With a pool of resources made all the more limited by the district's failed $27 million borrowing plan, school officials say prioritizing and deciding on a clear direction has become more than vital than ever.

On Tuesday, District 15 took its first steps toward carving that path by kicking off Navigate15, a series of six community engagement meetings aimed at gathering input and making recommendations on a strategic plan to the school board in August 2011.

"We cannot plan adequately for our mission and goals if we are not clearly aligned with our community's vision for our district's future," District 15 Assistant Superintendent Mary Zarr told an audience of about 150 staff members, parents, residents and business people gathered at Palatine's Winston Campus.

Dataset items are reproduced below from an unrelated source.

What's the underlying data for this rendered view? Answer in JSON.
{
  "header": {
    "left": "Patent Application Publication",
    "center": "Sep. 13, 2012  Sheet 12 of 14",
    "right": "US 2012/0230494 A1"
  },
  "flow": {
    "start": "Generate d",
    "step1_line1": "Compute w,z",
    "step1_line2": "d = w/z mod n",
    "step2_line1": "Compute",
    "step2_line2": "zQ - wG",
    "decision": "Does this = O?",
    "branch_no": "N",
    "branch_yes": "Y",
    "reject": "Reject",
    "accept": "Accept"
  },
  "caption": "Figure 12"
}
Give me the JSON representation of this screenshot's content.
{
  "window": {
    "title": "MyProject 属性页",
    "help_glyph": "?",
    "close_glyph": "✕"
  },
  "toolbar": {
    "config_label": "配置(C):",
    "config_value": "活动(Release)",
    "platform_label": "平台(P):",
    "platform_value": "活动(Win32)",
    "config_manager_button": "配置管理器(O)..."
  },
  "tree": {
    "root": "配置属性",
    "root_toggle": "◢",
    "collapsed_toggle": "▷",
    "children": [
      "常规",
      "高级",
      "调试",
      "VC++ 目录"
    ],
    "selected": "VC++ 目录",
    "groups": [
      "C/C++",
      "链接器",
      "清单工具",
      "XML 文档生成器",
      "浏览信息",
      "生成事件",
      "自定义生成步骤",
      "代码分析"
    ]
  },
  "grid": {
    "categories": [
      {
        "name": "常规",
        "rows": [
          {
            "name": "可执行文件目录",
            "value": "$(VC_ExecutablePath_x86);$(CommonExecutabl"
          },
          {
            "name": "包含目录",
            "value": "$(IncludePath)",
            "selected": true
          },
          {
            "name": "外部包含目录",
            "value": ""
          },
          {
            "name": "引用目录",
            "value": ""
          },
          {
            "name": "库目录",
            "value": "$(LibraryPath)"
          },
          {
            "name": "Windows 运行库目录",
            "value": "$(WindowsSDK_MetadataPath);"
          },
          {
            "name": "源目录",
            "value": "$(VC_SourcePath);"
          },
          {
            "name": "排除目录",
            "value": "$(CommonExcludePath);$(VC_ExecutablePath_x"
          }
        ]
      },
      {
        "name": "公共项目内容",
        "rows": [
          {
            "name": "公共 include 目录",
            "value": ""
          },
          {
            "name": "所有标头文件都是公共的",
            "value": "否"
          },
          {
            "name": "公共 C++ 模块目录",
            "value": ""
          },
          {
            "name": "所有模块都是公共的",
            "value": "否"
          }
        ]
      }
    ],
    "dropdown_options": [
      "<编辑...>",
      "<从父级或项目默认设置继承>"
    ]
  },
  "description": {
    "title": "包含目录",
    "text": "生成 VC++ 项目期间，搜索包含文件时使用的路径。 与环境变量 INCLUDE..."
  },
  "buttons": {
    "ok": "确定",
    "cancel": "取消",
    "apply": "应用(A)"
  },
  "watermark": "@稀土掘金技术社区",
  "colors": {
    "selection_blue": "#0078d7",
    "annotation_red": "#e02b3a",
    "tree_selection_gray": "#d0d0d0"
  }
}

Navigate15 started as an idea by interim Superintendent Scott Thompson, who implemented a similar process when he led Antioch Elementary District 34. Future meetings will focus on more specific topics, but Tuesday's meeting provided an overview of District 15, including financial data showing increasing deficit spending and a minority population that's jumped from 25 percent to 51 percent in the last 15 years.

Attendees then took part in 20 different small group discussions to identify topics on which they'd like to learn more.

Recurring concerns presented to the larger group included inconsistent access to technology; retaining talented teachers and administrators; budget allocation; emulating other high-performing districts; coming up with a facilities plan; performance assessments; learning life skills; and before- and after-school opportunities.

Some also talked about the perception that the quality of education has declined in District 15 in recent years, and that one of Navigate15's purposes is to reverse that.

Joan Scovic, co-chair of Navigate15's facilitating team and mother of both a high school senior who's been through the district and a 15-month-old years off from entering it, said, "I want District 15 to stay as strong as it's always been."